新木場には、民具屋さん、古民家再生を考えている方向けの材料屋さんもあり、大蔵さんに案内していただき、帰りに寄ってきました。
今回は使いませんが、使い方によっては、楽しくなつかしい表情の作れる材料が揃っていました。
 
工事契約の後、すこし打合せ。
タイルなど、まだすこし決め残っているところがあるので、工務店さんの会議室をお借りしました。
工事契約の見積上には載せていないのですが、洗面所やトイレの水周りに、タイルのアクセントを加えようということになり、人工大理石のカウンター材との色合わせなどで、方向性の確認です。
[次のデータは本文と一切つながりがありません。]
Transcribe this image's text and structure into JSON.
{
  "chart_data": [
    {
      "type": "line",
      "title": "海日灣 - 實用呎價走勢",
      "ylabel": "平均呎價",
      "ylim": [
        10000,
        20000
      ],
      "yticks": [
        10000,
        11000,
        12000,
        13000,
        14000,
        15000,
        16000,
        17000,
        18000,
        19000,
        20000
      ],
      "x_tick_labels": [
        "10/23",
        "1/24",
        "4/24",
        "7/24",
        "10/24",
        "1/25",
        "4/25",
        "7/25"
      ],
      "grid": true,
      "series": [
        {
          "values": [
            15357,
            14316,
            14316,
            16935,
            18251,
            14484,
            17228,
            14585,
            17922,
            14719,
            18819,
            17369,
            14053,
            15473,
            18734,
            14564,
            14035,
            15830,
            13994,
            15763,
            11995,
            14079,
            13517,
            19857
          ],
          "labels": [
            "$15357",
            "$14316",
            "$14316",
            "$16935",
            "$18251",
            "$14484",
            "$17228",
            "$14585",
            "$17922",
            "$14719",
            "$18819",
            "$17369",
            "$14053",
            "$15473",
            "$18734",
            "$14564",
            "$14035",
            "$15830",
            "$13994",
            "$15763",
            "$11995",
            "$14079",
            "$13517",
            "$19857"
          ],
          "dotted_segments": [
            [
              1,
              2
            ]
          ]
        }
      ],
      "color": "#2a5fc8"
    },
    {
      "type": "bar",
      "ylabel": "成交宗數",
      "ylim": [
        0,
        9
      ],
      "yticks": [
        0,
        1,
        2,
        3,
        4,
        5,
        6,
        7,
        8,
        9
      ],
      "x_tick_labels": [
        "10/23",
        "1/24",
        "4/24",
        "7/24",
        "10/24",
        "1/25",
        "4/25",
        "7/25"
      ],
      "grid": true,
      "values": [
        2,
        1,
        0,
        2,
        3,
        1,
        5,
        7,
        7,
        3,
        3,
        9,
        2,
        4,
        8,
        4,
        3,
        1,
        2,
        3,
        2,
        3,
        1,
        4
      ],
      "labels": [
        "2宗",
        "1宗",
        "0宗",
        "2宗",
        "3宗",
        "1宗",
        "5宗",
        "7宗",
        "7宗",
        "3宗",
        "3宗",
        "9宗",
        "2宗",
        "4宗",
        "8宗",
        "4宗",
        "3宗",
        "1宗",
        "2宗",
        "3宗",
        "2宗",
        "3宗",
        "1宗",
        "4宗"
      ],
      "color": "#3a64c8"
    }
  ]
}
次回帰国された時には、揃えたサンプルを見ていただき、決めていく予定です。

03
2
 新宿パークタワー模型展 建築家31会

建築家31会のメインイベント、新宿パークタワー1階ギャラリーでの建築展示会+相談会を明日から開催します。
今回で24回目となった展示会です。
建築家という存在が、家造りということになると、まだまだ縁遠い存在のようです。我々建築家31会のメンバーは、日本の住宅デザインや室内環境、街並みを少しでもよくしたいと思い、できるだけたくさんの皆さんに、気軽に建築家の活動、仕事を知っていただきたくて、この会を続けています。
30の建築設計事務所が、参加しています。
どの事務所も個性豊かで、住宅づくりを中心に活動しているメンバーです。
トークショーなども行いますので、たくさんの方においでいただければ嬉しいです。
明日金曜日は13時より18時まで 、
4日(土)と5日(日)は、10日から18時まで開催しています。